Springtime
Springtime
- Joyful Noise Recordings
- 2021
- 47 minutes
S’il y a une forme d’art dont le rythme de production ne cesse de nous étonner année après année, c’est bien la musique populaire. Le rock en particulier — même s’il est devenu ringard pour certains ou persona non grata pour d’autres — n’a rien à envier aux autres genres musicaux, du moins en ce qui a trait au nombre de sorties annuelles. Il va sans dire qu’à cette cadence, il est facile de s’étourdir et de perdre le fil de toutes ces parutions.
En novembre dernier, le bon Garreth Liddiard (Tropical Fuck Storm, The Drones) unissait son indéniable talent à celui du batteur Jim White (Dirty Three) et du pianiste-claviériste Chris Abrahams (The Necks, The Benders). Ce « supergroupe » océanien se nomme Springtime. En mai dernier, Liddiard a contacté les deux musiciens «… just to see what happened when you make a Necks, Dirty Three, Tropical Fuck Strom/Drones cocktail ». Après une semaine d’écriture et de répétitions, le trio s’est engouffré en studio pour en ressortir avec un premier album éponyme.
Manquant de temps pour rédiger les textes de l’album, Liddiard a confié l’écriture de certaines chansons à son oncle, le poète britannique Ian Duhrig. C’est lui qui signe les paroles des pièces The Viaduct Love Suicide et Jeannie Is a Bottle, deux chansons particulièrement émouvantes. La première raconte l’histoire d’une femme à bout de ressources, pour elle et son fils, et qui s’apprête à commettre l’irréparable. La deuxième évoque l’alcoolisme dissimulé d’une enseignante elle aussi à bout de souffle.

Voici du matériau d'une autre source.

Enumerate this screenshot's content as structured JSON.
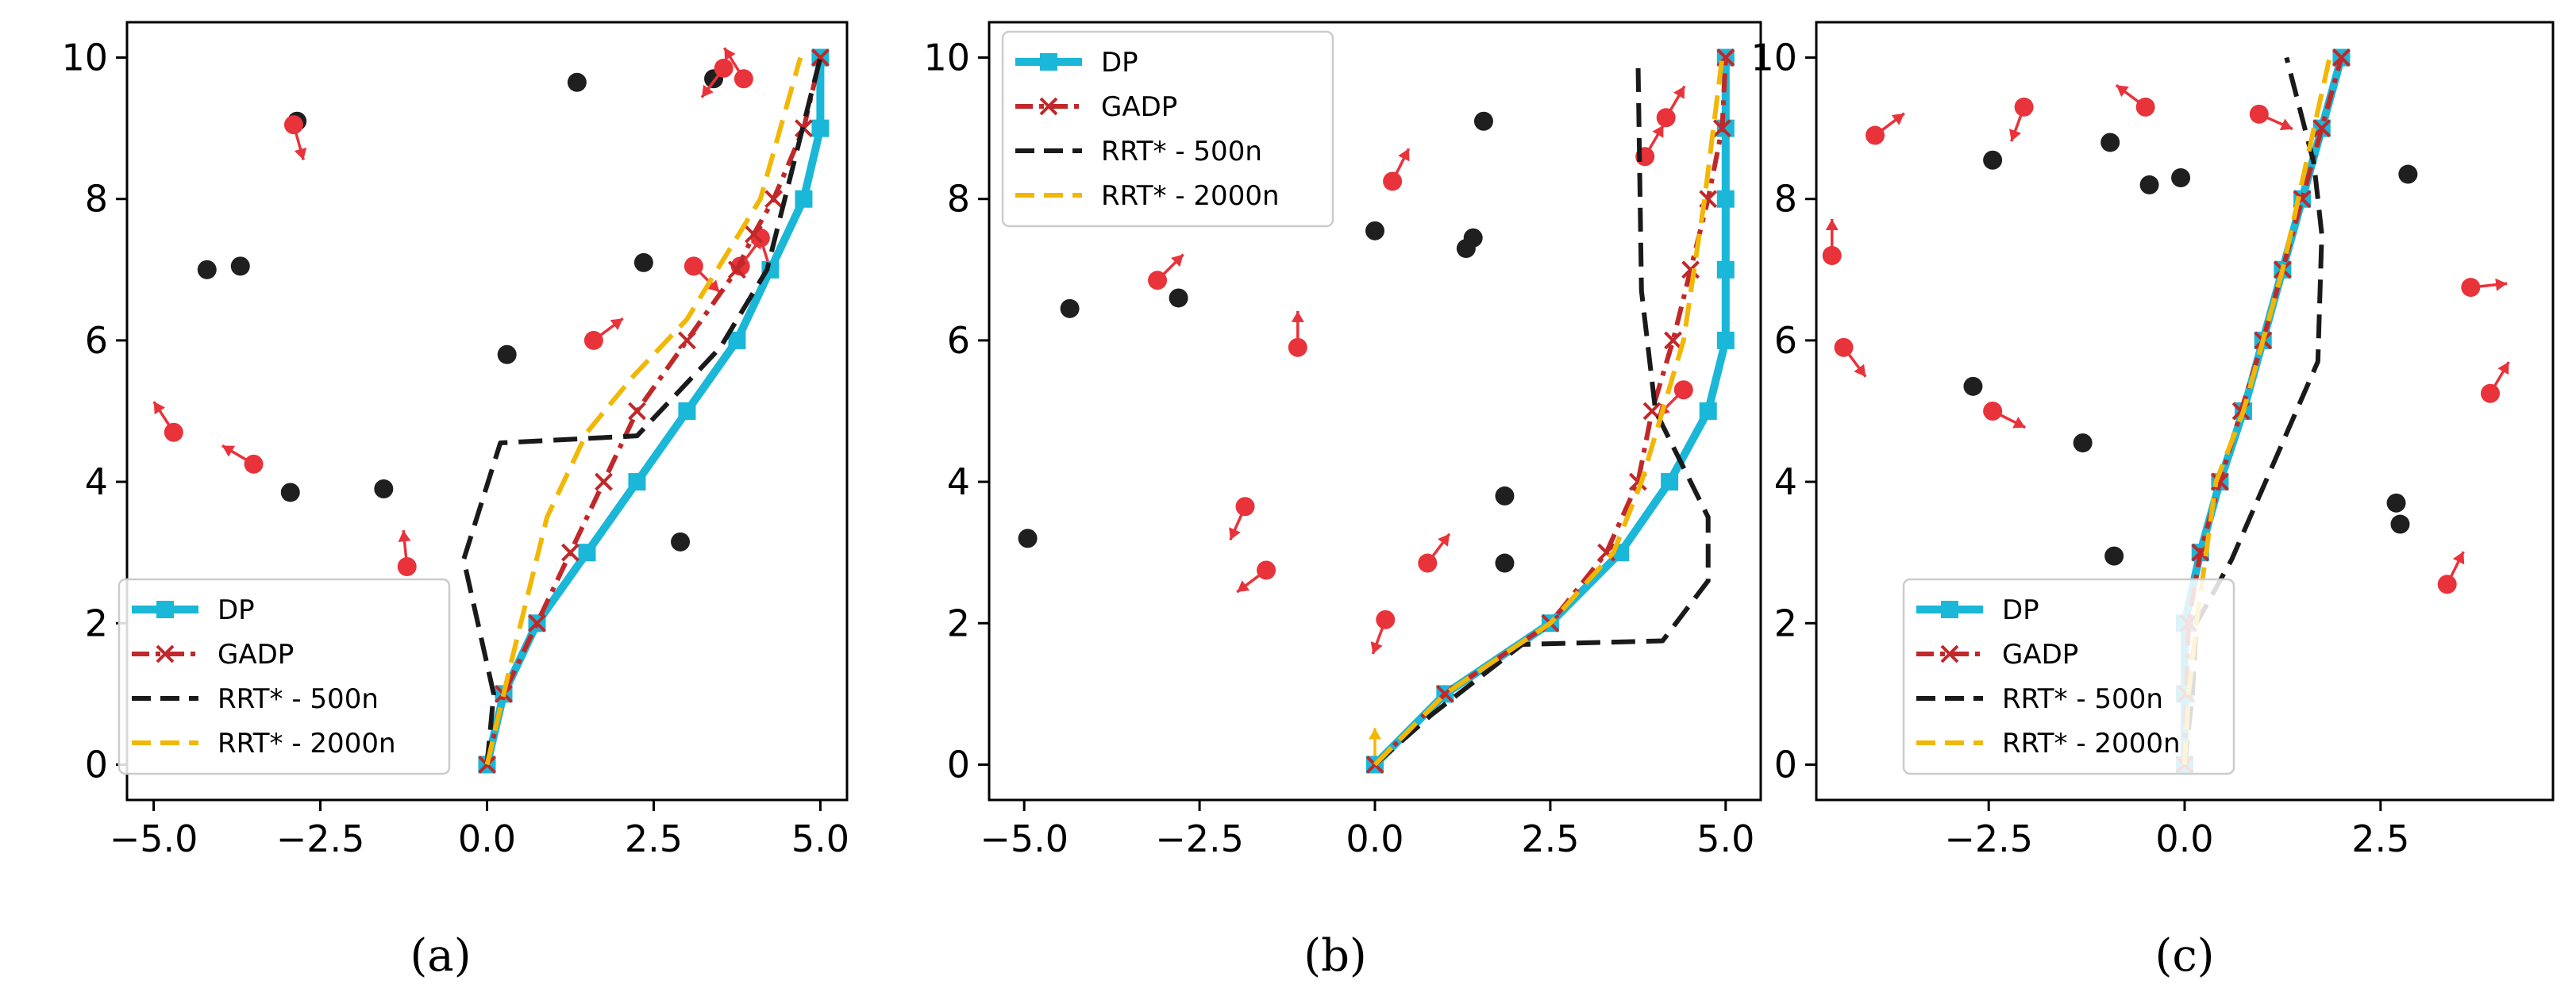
{
  "chart_data": [
    {
      "type": "line",
      "caption": "(a)",
      "xlim": [
        -5.4,
        5.4
      ],
      "ylim": [
        -0.5,
        10.5
      ],
      "xticks": [
        -5.0,
        -2.5,
        0.0,
        2.5,
        5.0
      ],
      "xtick_labels": [
        "−5.0",
        "−2.5",
        "0.0",
        "2.5",
        "5.0"
      ],
      "yticks": [
        0,
        2,
        4,
        6,
        8,
        10
      ],
      "ytick_labels": [
        "0",
        "2",
        "4",
        "6",
        "8",
        "10"
      ],
      "legend_position": "lower-left",
      "series": [
        {
          "name": "DP",
          "color": "#1ab7d8",
          "style": "solid",
          "marker": "square",
          "x": [
            0,
            0.25,
            0.75,
            1.5,
            2.25,
            3.0,
            3.75,
            4.25,
            4.75,
            5.0,
            5.0
          ],
          "y": [
            0,
            1,
            2,
            3,
            4,
            5,
            6,
            7,
            8,
            9,
            10
          ]
        },
        {
          "name": "GADP",
          "color": "#c0282a",
          "style": "dashdot",
          "marker": "x",
          "x": [
            0,
            0.25,
            0.75,
            1.25,
            1.75,
            2.25,
            3.0,
            3.75,
            4.0,
            4.3,
            4.75,
            5.0
          ],
          "y": [
            0,
            1,
            2,
            3,
            4,
            5,
            6,
            7,
            7.5,
            8,
            9,
            10
          ]
        },
        {
          "name": "RRT* - 500n",
          "color": "#1a1a1a",
          "style": "dashed",
          "marker": "none",
          "x": [
            0,
            0.1,
            -0.35,
            0.2,
            2.25,
            3.5,
            4.2,
            5.0
          ],
          "y": [
            0,
            1.0,
            2.9,
            4.55,
            4.65,
            5.9,
            7.0,
            10.0
          ]
        },
        {
          "name": "RRT* - 2000n",
          "color": "#f2b705",
          "style": "dashed",
          "marker": "none",
          "x": [
            0,
            0.35,
            0.9,
            1.5,
            2.2,
            3.0,
            4.1,
            4.7
          ],
          "y": [
            0,
            1.4,
            3.5,
            4.7,
            5.5,
            6.3,
            8.0,
            10.0
          ]
        }
      ],
      "static_obstacles": [
        [
          -2.85,
          9.1
        ],
        [
          1.35,
          9.65
        ],
        [
          3.4,
          9.7
        ],
        [
          -4.2,
          7.0
        ],
        [
          -3.7,
          7.05
        ],
        [
          2.35,
          7.1
        ],
        [
          0.3,
          5.8
        ],
        [
          -2.95,
          3.85
        ],
        [
          -1.55,
          3.9
        ],
        [
          2.9,
          3.15
        ]
      ],
      "dynamic_obstacles": [
        {
          "pos": [
            -2.9,
            9.05
          ],
          "dir": [
            0.25,
            -0.9
          ]
        },
        {
          "pos": [
            3.55,
            9.85
          ],
          "dir": [
            -0.6,
            -0.8
          ]
        },
        {
          "pos": [
            3.85,
            9.7
          ],
          "dir": [
            -0.5,
            0.8
          ]
        },
        {
          "pos": [
            3.1,
            7.05
          ],
          "dir": [
            0.7,
            -0.7
          ]
        },
        {
          "pos": [
            3.8,
            7.05
          ],
          "dir": [
            0.6,
            0.8
          ]
        },
        {
          "pos": [
            4.1,
            7.45
          ],
          "dir": [
            0.3,
            -0.95
          ]
        },
        {
          "pos": [
            1.6,
            6.0
          ],
          "dir": [
            0.8,
            0.6
          ]
        },
        {
          "pos": [
            -4.7,
            4.7
          ],
          "dir": [
            -0.55,
            0.85
          ]
        },
        {
          "pos": [
            -3.5,
            4.25
          ],
          "dir": [
            -0.85,
            0.5
          ]
        },
        {
          "pos": [
            -1.2,
            2.8
          ],
          "dir": [
            -0.1,
            1.0
          ]
        }
      ]
    },
    {
      "type": "line",
      "caption": "(b)",
      "xlim": [
        -5.5,
        5.5
      ],
      "ylim": [
        -0.5,
        10.5
      ],
      "xticks": [
        -5.0,
        -2.5,
        0.0,
        2.5,
        5.0
      ],
      "xtick_labels": [
        "−5.0",
        "−2.5",
        "0.0",
        "2.5",
        "5.0"
      ],
      "yticks": [
        0,
        2,
        4,
        6,
        8,
        10
      ],
      "ytick_labels": [
        "0",
        "2",
        "4",
        "6",
        "8",
        "10"
      ],
      "legend_position": "upper-left",
      "series": [
        {
          "name": "DP",
          "color": "#1ab7d8",
          "style": "solid",
          "marker": "square",
          "x": [
            0,
            1.0,
            2.5,
            3.5,
            4.2,
            4.75,
            5.0,
            5.0,
            5.0,
            5.0,
            5.0
          ],
          "y": [
            0,
            1,
            2,
            3,
            4,
            5,
            6,
            7,
            8,
            9,
            10
          ]
        },
        {
          "name": "GADP",
          "color": "#c0282a",
          "style": "dashdot",
          "marker": "x",
          "x": [
            0,
            1.0,
            2.5,
            3.3,
            3.75,
            3.95,
            4.25,
            4.5,
            4.75,
            4.95,
            5.0
          ],
          "y": [
            0,
            1,
            2,
            3,
            4,
            5,
            6,
            7,
            8,
            9,
            10
          ]
        },
        {
          "name": "RRT* - 500n",
          "color": "#1a1a1a",
          "style": "dashed",
          "marker": "none",
          "x": [
            0,
            0.8,
            2.1,
            4.1,
            4.75,
            4.75,
            4.0,
            3.8,
            3.75
          ],
          "y": [
            0,
            0.7,
            1.7,
            1.75,
            2.6,
            3.5,
            5.0,
            6.7,
            10.0
          ]
        },
        {
          "name": "RRT* - 2000n",
          "color": "#f2b705",
          "style": "dashed",
          "marker": "none",
          "x": [
            0,
            1.0,
            2.5,
            3.4,
            3.8,
            4.1,
            4.4,
            4.7,
            4.95
          ],
          "y": [
            0,
            1.0,
            2.0,
            3.0,
            4.0,
            5.0,
            6.0,
            8.0,
            10.0
          ]
        }
      ],
      "static_obstacles": [
        [
          1.55,
          9.1
        ],
        [
          0,
          7.55
        ],
        [
          1.3,
          7.3
        ],
        [
          1.4,
          7.45
        ],
        [
          -2.8,
          6.6
        ],
        [
          -4.35,
          6.45
        ],
        [
          1.85,
          3.8
        ],
        [
          1.85,
          2.85
        ],
        [
          -4.95,
          3.2
        ]
      ],
      "dynamic_obstacles": [
        {
          "pos": [
            3.85,
            8.6
          ],
          "dir": [
            0.5,
            0.85
          ]
        },
        {
          "pos": [
            4.15,
            9.15
          ],
          "dir": [
            0.5,
            0.85
          ]
        },
        {
          "pos": [
            0.25,
            8.25
          ],
          "dir": [
            0.45,
            0.9
          ]
        },
        {
          "pos": [
            -3.1,
            6.85
          ],
          "dir": [
            0.7,
            0.7
          ]
        },
        {
          "pos": [
            -1.1,
            5.9
          ],
          "dir": [
            0,
            1
          ]
        },
        {
          "pos": [
            4.4,
            5.3
          ],
          "dir": [
            -0.7,
            -0.7
          ]
        },
        {
          "pos": [
            -1.85,
            3.65
          ],
          "dir": [
            -0.4,
            -0.9
          ]
        },
        {
          "pos": [
            -1.55,
            2.75
          ],
          "dir": [
            -0.8,
            -0.6
          ]
        },
        {
          "pos": [
            0.75,
            2.85
          ],
          "dir": [
            0.6,
            0.8
          ]
        },
        {
          "pos": [
            0.15,
            2.05
          ],
          "dir": [
            -0.35,
            -0.95
          ]
        },
        {
          "pos": [
            0.0,
            0.0
          ],
          "dir": [
            0,
            1
          ],
          "color": "#f2b705"
        }
      ]
    },
    {
      "type": "line",
      "caption": "(c)",
      "xlim": [
        -4.7,
        4.7
      ],
      "ylim": [
        -0.5,
        10.5
      ],
      "xticks": [
        -2.5,
        0.0,
        2.5
      ],
      "xtick_labels": [
        "−2.5",
        "0.0",
        "2.5"
      ],
      "yticks": [
        0,
        2,
        4,
        6,
        8,
        10
      ],
      "ytick_labels": [
        "0",
        "2",
        "4",
        "6",
        "8",
        "10"
      ],
      "legend_position": "lower-left",
      "series": [
        {
          "name": "DP",
          "color": "#1ab7d8",
          "style": "solid",
          "marker": "square",
          "x": [
            0,
            0,
            0,
            0.2,
            0.45,
            0.75,
            1.0,
            1.25,
            1.5,
            1.75,
            2.0
          ],
          "y": [
            0,
            1,
            2,
            3,
            4,
            5,
            6,
            7,
            8,
            9,
            10
          ]
        },
        {
          "name": "GADP",
          "color": "#c0282a",
          "style": "dashdot",
          "marker": "x",
          "x": [
            0,
            0.02,
            0.05,
            0.2,
            0.45,
            0.72,
            1.0,
            1.25,
            1.5,
            1.75,
            2.0
          ],
          "y": [
            0,
            1,
            2,
            3,
            4,
            5,
            6,
            7,
            8,
            9,
            10
          ]
        },
        {
          "name": "RRT* - 500n",
          "color": "#1a1a1a",
          "style": "dashed",
          "marker": "none",
          "x": [
            0,
            0.1,
            0.15,
            0.6,
            1.7,
            1.75,
            1.65,
            1.3
          ],
          "y": [
            0,
            1.0,
            2.0,
            2.9,
            5.7,
            7.5,
            8.5,
            10.0
          ]
        },
        {
          "name": "RRT* - 2000n",
          "color": "#f2b705",
          "style": "dashed",
          "marker": "none",
          "x": [
            0,
            0.05,
            0.15,
            0.4,
            0.75,
            1.0,
            1.25,
            1.55,
            1.85
          ],
          "y": [
            0,
            1.0,
            2.0,
            4.0,
            5.0,
            6.0,
            7.0,
            8.5,
            10.0
          ]
        }
      ],
      "static_obstacles": [
        [
          -2.45,
          8.55
        ],
        [
          -0.95,
          8.8
        ],
        [
          -0.05,
          8.3
        ],
        [
          -0.45,
          8.2
        ],
        [
          2.85,
          8.35
        ],
        [
          -2.7,
          5.35
        ],
        [
          -1.3,
          4.55
        ],
        [
          2.7,
          3.7
        ],
        [
          2.75,
          3.4
        ],
        [
          -0.9,
          2.95
        ]
      ],
      "dynamic_obstacles": [
        {
          "pos": [
            -3.95,
            8.9
          ],
          "dir": [
            0.8,
            0.6
          ]
        },
        {
          "pos": [
            -2.05,
            9.3
          ],
          "dir": [
            -0.35,
            -0.95
          ]
        },
        {
          "pos": [
            -0.5,
            9.3
          ],
          "dir": [
            -0.8,
            0.6
          ]
        },
        {
          "pos": [
            0.95,
            9.2
          ],
          "dir": [
            0.9,
            -0.4
          ]
        },
        {
          "pos": [
            -4.5,
            7.2
          ],
          "dir": [
            0,
            1
          ]
        },
        {
          "pos": [
            3.65,
            6.75
          ],
          "dir": [
            0.95,
            0.1
          ]
        },
        {
          "pos": [
            -4.35,
            5.9
          ],
          "dir": [
            0.6,
            -0.8
          ]
        },
        {
          "pos": [
            3.9,
            5.25
          ],
          "dir": [
            0.5,
            0.85
          ]
        },
        {
          "pos": [
            -2.45,
            5.0
          ],
          "dir": [
            0.9,
            -0.45
          ]
        },
        {
          "pos": [
            3.35,
            2.55
          ],
          "dir": [
            0.45,
            0.9
          ]
        }
      ]
    }
  ]
}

« And she stepped from the bridge
With her child in her arms
To join with the earth
No providence harmsAnd wind from the wheat fields
– The Viaduct Love Suicide
Blows through Bridgehill
And the last light of evening
Falls on Blackhill »
« She drinks more than she would admit
– Jeannie Is a Bottle
But she holds her liquor well
Her clothes are always clean and pressed
And her breath don’t ever smell
She puts the bottles in the bottle bank
Before she meets the kids
Their teachers never seem to notice
Her eyes, her heavy lids »
Musicalement, Springtime évite la surenchère instrumentale. Guitare, batterie, piano suffisent à capter notre attention et à nous émouvoir franchement. Combiné au chant habité, intense et galvanisant de Liddiard — qui remémore le Nick Cave des années 90 — le trio nous présente sept pourvoyeurs de frissons.
C’est dans la relecture complète d’une pièce des Drones, The Island (chanson parue sur l’album Here Come the Lies en 2015), que le trio nous épate. Dans ce morceau, vous entendrez toute la force de frappe et la singularité de Springtime. Liddiard déclame son texte avec une sincère sensibilité, White s’agite derrière les fûts comme un batteur de jazz et Abrahams joue le rôle de gardien mélodique. Toute cette mixture devient cathartique quand Liddiard y ajoute des salves de guitares dissonantes et frénétiques. Une grande chanson.
Ce disque qui amalgame improvisation, art rock, bidouillages électroniques et larsens s’appuie sur une sorte de colère maîtrisée, mais d’abord et avant tout sur une crainte de voir ce monde chavirer dans une dystopie terrifiante. Cette mélancolie, parfois anxiogène, est accentuée par le mixage inhabituel de la batterie qui semble avoir été enregistrée dans un autre espace-temps.
Ce premier effort des Australo-Néo-Zélandais vous tirera assurément les larmes tant il est animé par un authentique serrement de cœur. Pas d’audace pompeuse. Juste une dose massive de sincérité dans un monde qui en manque cruellement.
Un disque paru l’année dernière qui a malheureusement passé sous nos radars. Nos excuses.